Government support to the biggest airlines during the coronavirus pandemic risks distorting the playing field, pushing out smaller companies and removing some international connections, according to a JRC report.
At the same time, governments are in a position to make their support conditional, presenting an opportunity for a more sustainable air transport sector.
Aviation share of global CO2 emissions is rather limited (around 3%); however it is one of the sectors with the fastest-growing level of greenhouse gas emissions.
Emissions from international air traffic grew by over 75% between 1990 and 2012, which was almost double the average emissions growth rate from all other economic sectors.
Aviation is also one of the sectors worst hit by the pandemic, as people have both been prevented from travelling by air, and have chosen not to. The sector could suffer for much longer than the duration of the pandemic and will probably have a complicated and slow recovery.
Last week the Commission announced that temporary provisions to ease the financial pressure on aviation operators and groundhandlers will be extended into 2021.
A wider economic slowdown has contributed to a current net decrease in aviation emissions while complicating further the supply and demand of aviation services, as well as investment and innovation in the sector.
Several airlines, airports, and other aviation-related operators have lost a significant part of their income since mid-March 2020, raising worries about their financial stability and their capacity to recover their services. Most countries are providing financial support to their largest airlines to safeguard connectivity and protect jobs.
While direct government support will probably result in a market concentration that favours larger airlines and airports, it can also be an opportunity to accelerate the adoption of sustainable policies and reduce the environmental impact of the sector.
Despite reduced emissions and environmental impacts caused by air travel restriction policies, the pandemic has put several aviation-related climate and environmental agreements at risk.
For example, the carbon price in the EU Emissions Trading System (which includes aviation) has dropped severely, weakening the economic incentive to reduce emissions further.
If airline executives and shareholders are given strong financial incentives to meet carbon reduction targets, this could help ensure progress towards international climate targets. France and Germany have already stipulated environmental obligations in the government support to Air France and Lufthansa.
For example, Air France agreed to reduce domestic flights by 40% in order to incentivise travel by train, a more environmentally friendly option on certain routes. Lufthansa agreed to retire several louder, more polluting planes from its fleet.
Protecting jobs and connectivity
The report finds that government support to airlines varies significantly in each country. Support is often given to only a handful of national operators in each country – ‘national champions’ who were already enjoying preferential treatment compared to the competition.
While this support is designed to protect as many jobs as possible and ensure the highest level of connectivity, it will most probably result in these larger companies gaining a higher market share, to the detriment of smaller players who cannot attract as much private or public financing. For travellers, this could have a negative impact on fares and the supply of travel services.
Several unprofitable routes and airlines may disappear in the short term and will only be able to recover or be substituted by new players when overall market conditions improve.
Either due to the direct financial repercussions of the pandemic itself, or as a result of the increased market concentration, the levels of air transport connectivity reached in 2019 will probably not recover in the near future, the report finds.

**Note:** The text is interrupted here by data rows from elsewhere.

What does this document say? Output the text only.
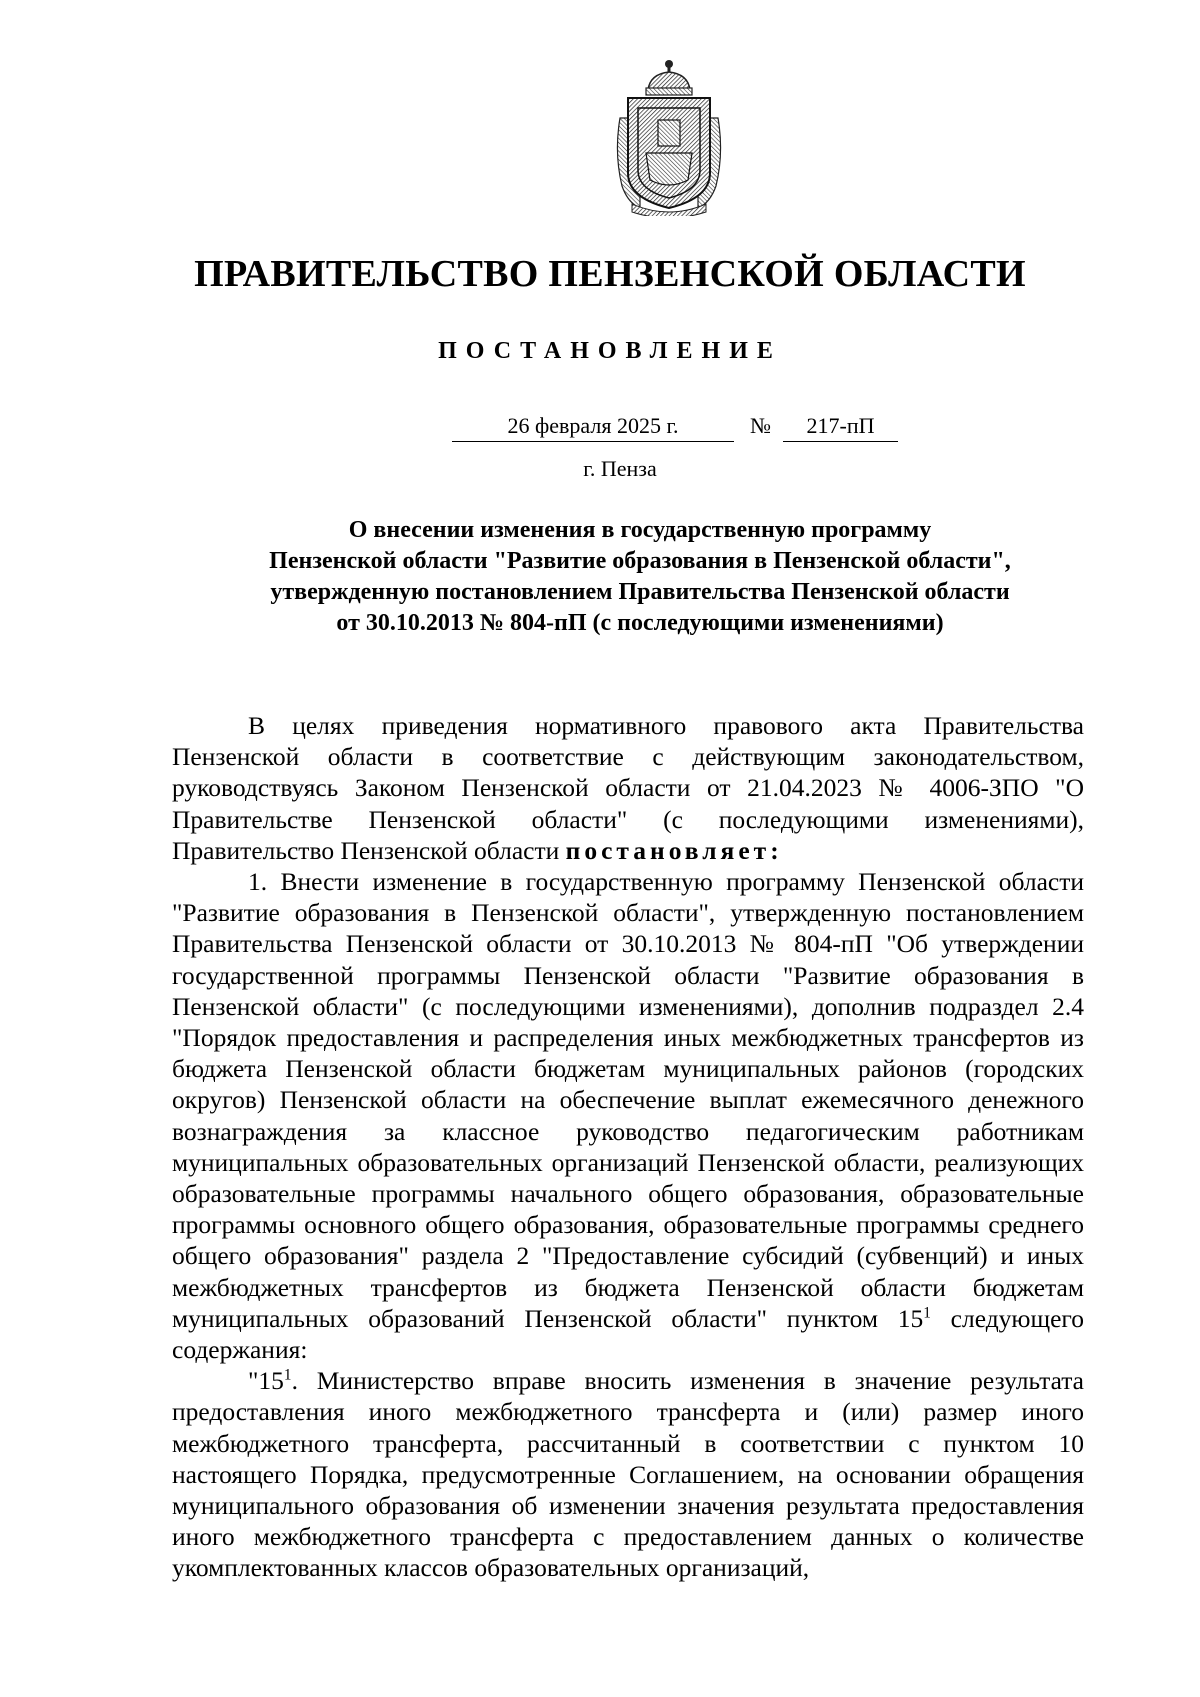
ПРАВИТЕЛЬСТВО ПЕНЗЕНСКОЙ ОБЛАСТИ
ПОСТАНОВЛЕНИЕ
26 февраля 2025 г.	№ 217-пП
г. Пенза
О внесении изменения в государственную программу
Пензенской области "Развитие образования в Пензенской области",
утвержденную постановлением Правительства Пензенской области
от 30.10.2013 № 804-пП (с последующими изменениями)

В целях приведения нормативного правового акта Правительства Пензенской области в соответствие с действующим законодательством, руководствуясь Законом Пензенской области от 21.04.2023 № 4006-ЗПО "О Правительстве Пензенской области" (с последующими изменениями), Правительство Пензенской области постановляет:

1. Внести изменение в государственную программу Пензенской области "Развитие образования в Пензенской области", утвержденную постановлением Правительства Пензенской области от 30.10.2013 № 804-пП "Об утверждении государственной программы Пензенской области "Развитие образования в Пензенской области" (с последующими изменениями), дополнив подраздел 2.4 "Порядок предоставления и распределения иных межбюджетных трансфертов из бюджета Пензенской области бюджетам муниципальных районов (городских округов) Пензенской области на обеспечение выплат ежемесячного денежного вознаграждения за классное руководство педагогическим работникам муниципальных образовательных организаций Пензенской области, реализующих образовательные программы начального общего образования, образовательные программы основного общего образования, образовательные программы среднего общего образования" раздела 2 "Предоставление субсидий (субвенций) и иных межбюджетных трансфертов из бюджета Пензенской области бюджетам муниципальных образований Пензенской области" пунктом $15^1$ следующего содержания:

"$15^1$. Министерство вправе вносить изменения в значение результата предоставления иного межбюджетного трансферта и (или) размер иного межбюджетного трансферта, рассчитанный в соответствии с пунктом 10 настоящего Порядка, предусмотренные Соглашением, на основании обращения муниципального образования об изменении значения результата предоставления иного межбюджетного трансферта с предоставлением данных о количестве укомплектованных классов образовательных организаций,
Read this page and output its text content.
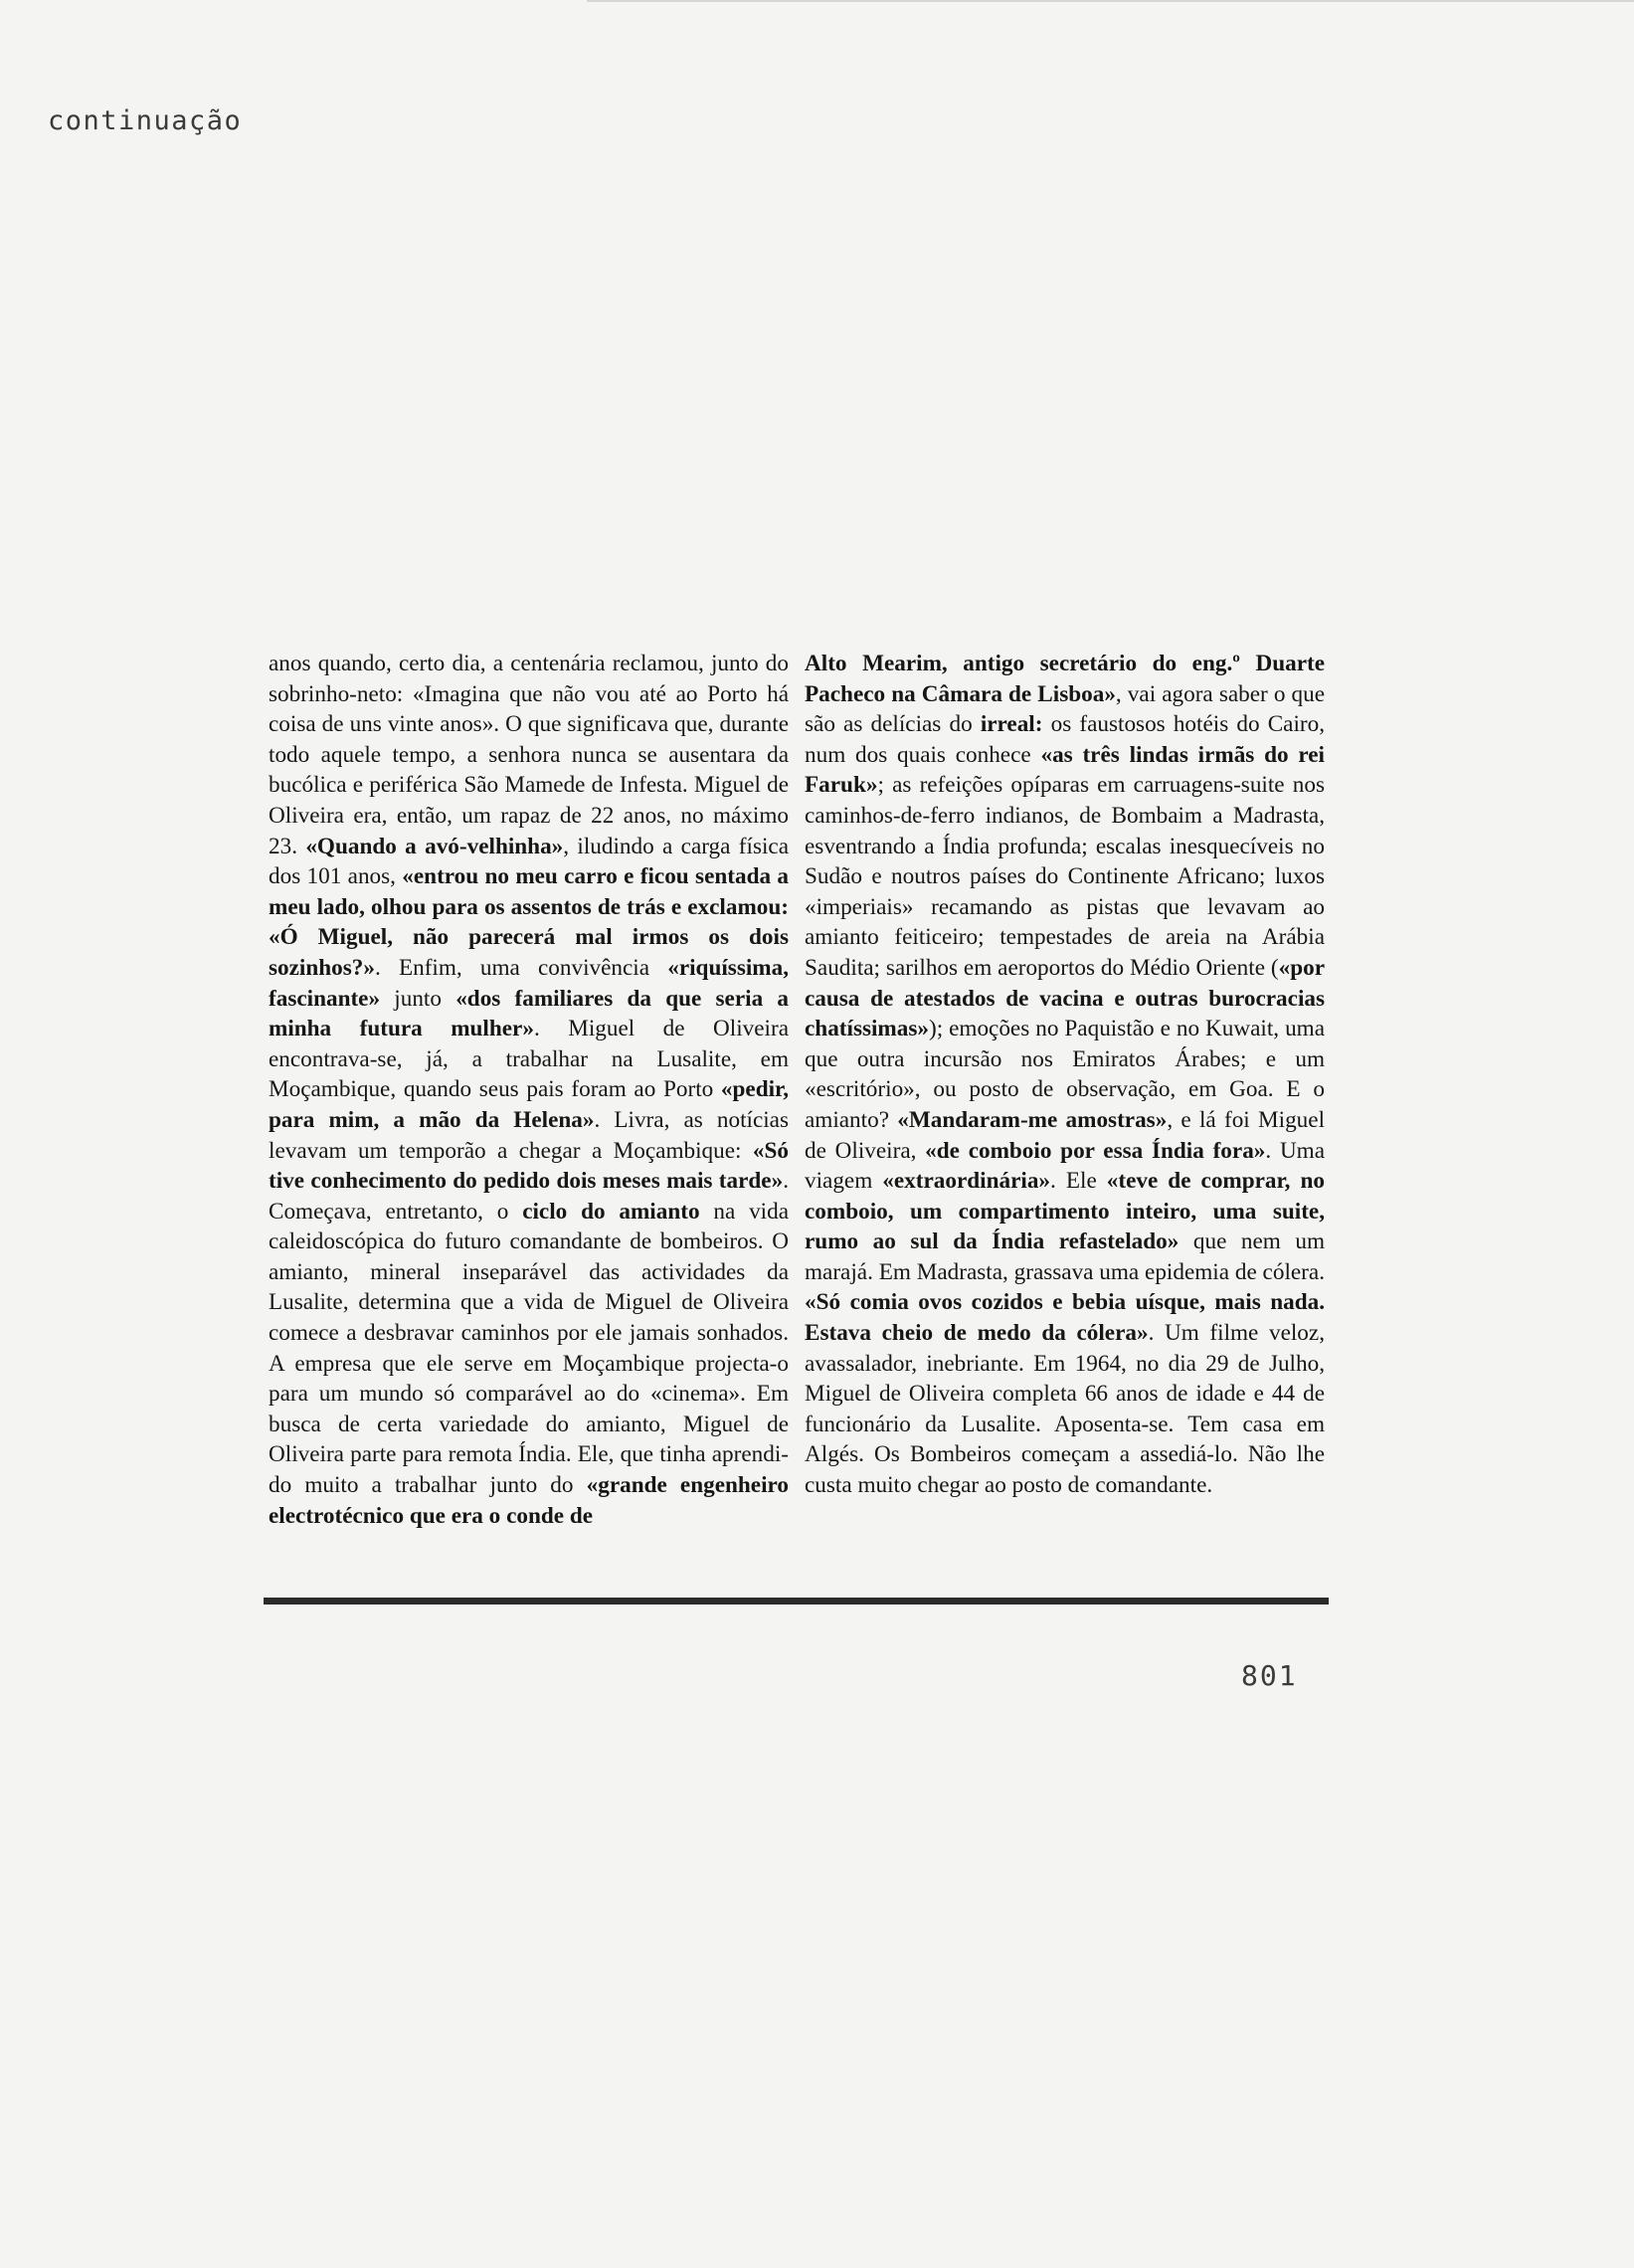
continuação

anos quando, certo dia, a centenária reclamou, junto do sobrinho-neto: «Imagina que não vou até ao Porto há coisa de uns vinte anos». O que significava que, durante todo aquele tempo, a senhora nunca se ausentara da bucólica e periférica São Mamede de Infesta. Miguel de Oliveira era, então, um rapaz de 22 anos, no máximo 23. «Quando a avó-velhinha», iludindo a carga física dos 101 anos, «entrou no meu carro e ficou sentada a meu lado, olhou para os assentos de trás e exclamou: «Ó Miguel, não parecerá mal irmos os dois sozinhos?». Enfim, uma convivência «riquíssima, fascinante» junto «dos familiares da que seria a minha futura mulher». Miguel de Oliveira encontrava-se, já, a trabalhar na Lusalite, em Moçambique, quando seus pais foram ao Porto «pedir, para mim, a mão da Helena». Livra, as notícias levavam um temporão a chegar a Moçambique: «Só tive conhecimento do pedido dois meses mais tarde». Começava, entretanto, o ciclo do amianto na vida caleidoscópica do futuro comandante de bombeiros. O amianto, mineral inseparável das actividades da Lusalite, determina que a vida de Miguel de Oliveira comece a desbravar caminhos por ele jamais sonhados. A empresa que ele serve em Moçambique projecta-o para um mundo só comparável ao do «cinema». Em busca de certa variedade do amianto, Miguel de Oliveira parte para remota Índia. Ele, que tinha aprendido muito a trabalhar junto do «grande engenheiro electrotécnico que era o conde de

Alto Mearim, antigo secretário do eng.º Duarte Pacheco na Câmara de Lisboa», vai agora saber o que são as delícias do irreal: os faustosos hotéis do Cairo, num dos quais conhece «as três lindas irmãs do rei Faruk»; as refeições opíparas em carruagens-suite nos caminhos-de-ferro indianos, de Bombaim a Madrasta, esventrando a Índia profunda; escalas inesquecíveis no Sudão e noutros países do Continente Africano; luxos «imperiais» recamando as pistas que levavam ao amianto feiticeiro; tempestades de areia na Arábia Saudita; sarilhos em aeroportos do Médio Oriente («por causa de atestados de vacina e outras burocracias chatíssimas»); emoções no Paquistão e no Kuwait, uma que outra incursão nos Emiratos Árabes; e um «escritório», ou posto de observação, em Goa. E o amianto? «Mandaram-me amostras», e lá foi Miguel de Oliveira, «de comboio por essa Índia fora». Uma viagem «extraordinária». Ele «teve de comprar, no comboio, um compartimento inteiro, uma suite, rumo ao sul da Índia refastelado» que nem um marajá. Em Madrasta, grassava uma epidemia de cólera. «Só comia ovos cozidos e bebia uísque, mais nada. Estava cheio de medo da cólera». Um filme veloz, avassalador, inebriante. Em 1964, no dia 29 de Julho, Miguel de Oliveira completa 66 anos de idade e 44 de funcionário da Lusalite. Aposenta-se. Tem casa em Algés. Os Bombeiros começam a assediá-lo. Não lhe custa muito chegar ao posto de comandante.

801
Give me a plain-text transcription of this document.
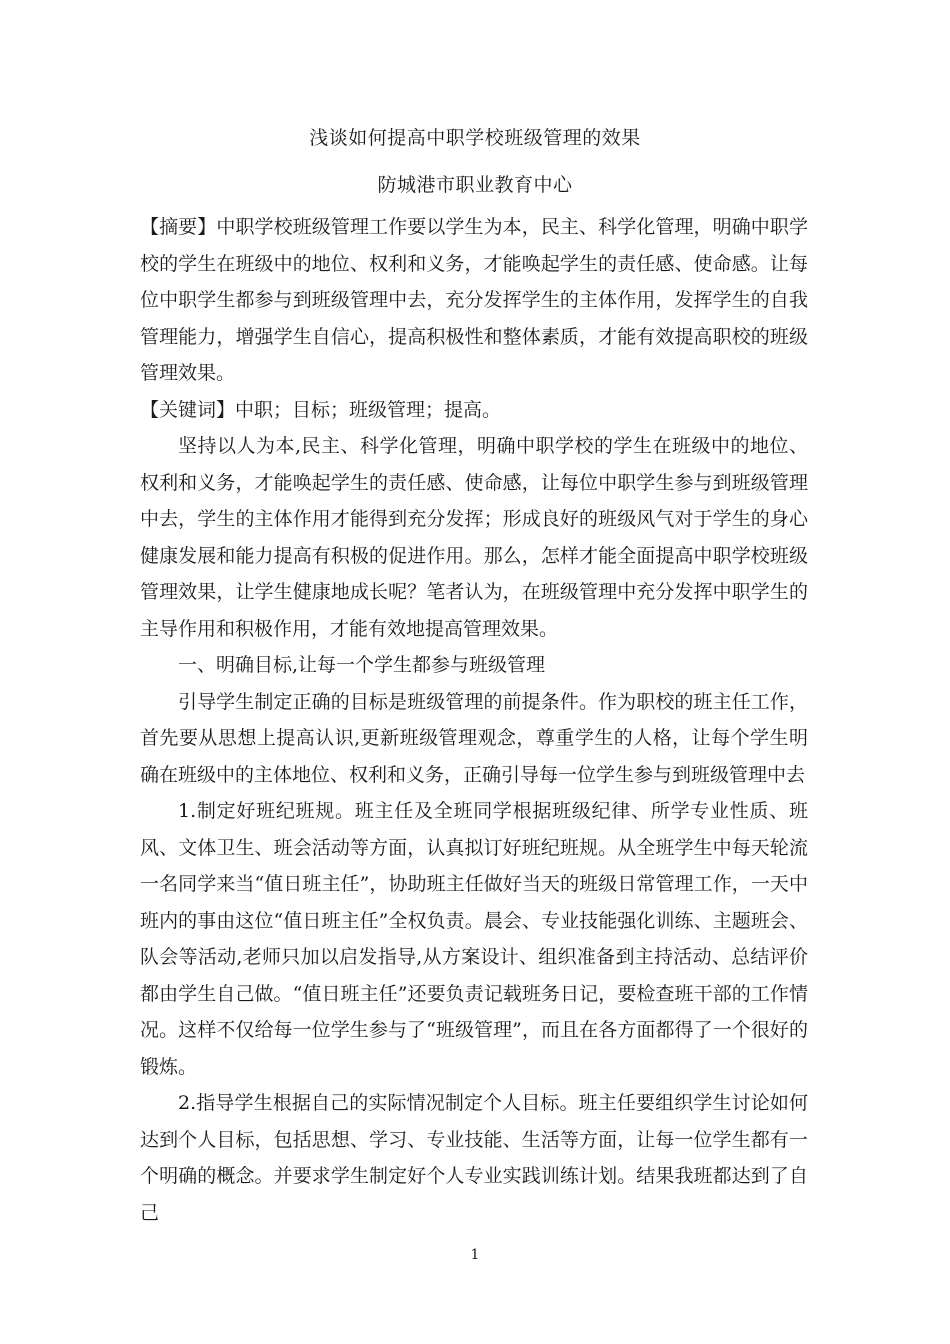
浅谈如何提高中职学校班级管理的效果
防城港市职业教育中心

【摘要】中职学校班级管理工作要以学生为本，民主、科学化管理，明确中职学校的学生在班级中的地位、权利和义务，才能唤起学生的责任感、使命感。让每位中职学生都参与到班级管理中去，充分发挥学生的主体作用，发挥学生的自我管理能力，增强学生自信心，提高积极性和整体素质，才能有效提高职校的班级管理效果。

【关键词】中职；目标；班级管理；提高。

坚持以人为本,民主、科学化管理，明确中职学校的学生在班级中的地位、权利和义务，才能唤起学生的责任感、使命感，让每位中职学生参与到班级管理中去，学生的主体作用才能得到充分发挥；形成良好的班级风气对于学生的身心健康发展和能力提高有积极的促进作用。那么，怎样才能全面提高中职学校班级管理效果，让学生健康地成长呢？笔者认为，在班级管理中充分发挥中职学生的主导作用和积极作用，才能有效地提高管理效果。

一、明确目标,让每一个学生都参与班级管理

引导学生制定正确的目标是班级管理的前提条件。作为职校的班主任工作，首先要从思想上提高认识,更新班级管理观念，尊重学生的人格，让每个学生明确在班级中的主体地位、权利和义务，正确引导每一位学生参与到班级管理中去

1.制定好班纪班规。班主任及全班同学根据班级纪律、所学专业性质、班风、文体卫生、班会活动等方面，认真拟订好班纪班规。从全班学生中每天轮流一名同学来当“值日班主任”，协助班主任做好当天的班级日常管理工作，一天中班内的事由这位“值日班主任”全权负责。晨会、专业技能强化训练、主题班会、队会等活动,老师只加以启发指导,从方案设计、组织准备到主持活动、总结评价都由学生自己做。“值日班主任”还要负责记载班务日记，要检查班干部的工作情况。这样不仅给每一位学生参与了“班级管理”，而且在各方面都得了一个很好的锻炼。

2.指导学生根据自己的实际情况制定个人目标。班主任要组织学生讨论如何达到个人目标，包括思想、学习、专业技能、生活等方面，让每一位学生都有一个明确的概念。并要求学生制定好个人专业实践训练计划。结果我班都达到了自己

1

Big markets in wealthier countries can preserve their connectivity more effectively than smaller markets in less-developed countries. A domino effect of government support to protect the competitiveness of their national public and private airlines can be expected, leading to imbalances in air transport connectivity internationally.
However, in the same way as with environmental obligations, government support can be an opportunity for balancing competition in the air transport industry.
The Commission’s approval of the German government’s support to Lufthansa is one example. Lufthansa is obliged to offer some free slots in its Frankfurt and Munich hubs for use by competitors, and to remove a number of aircraft from its fleet.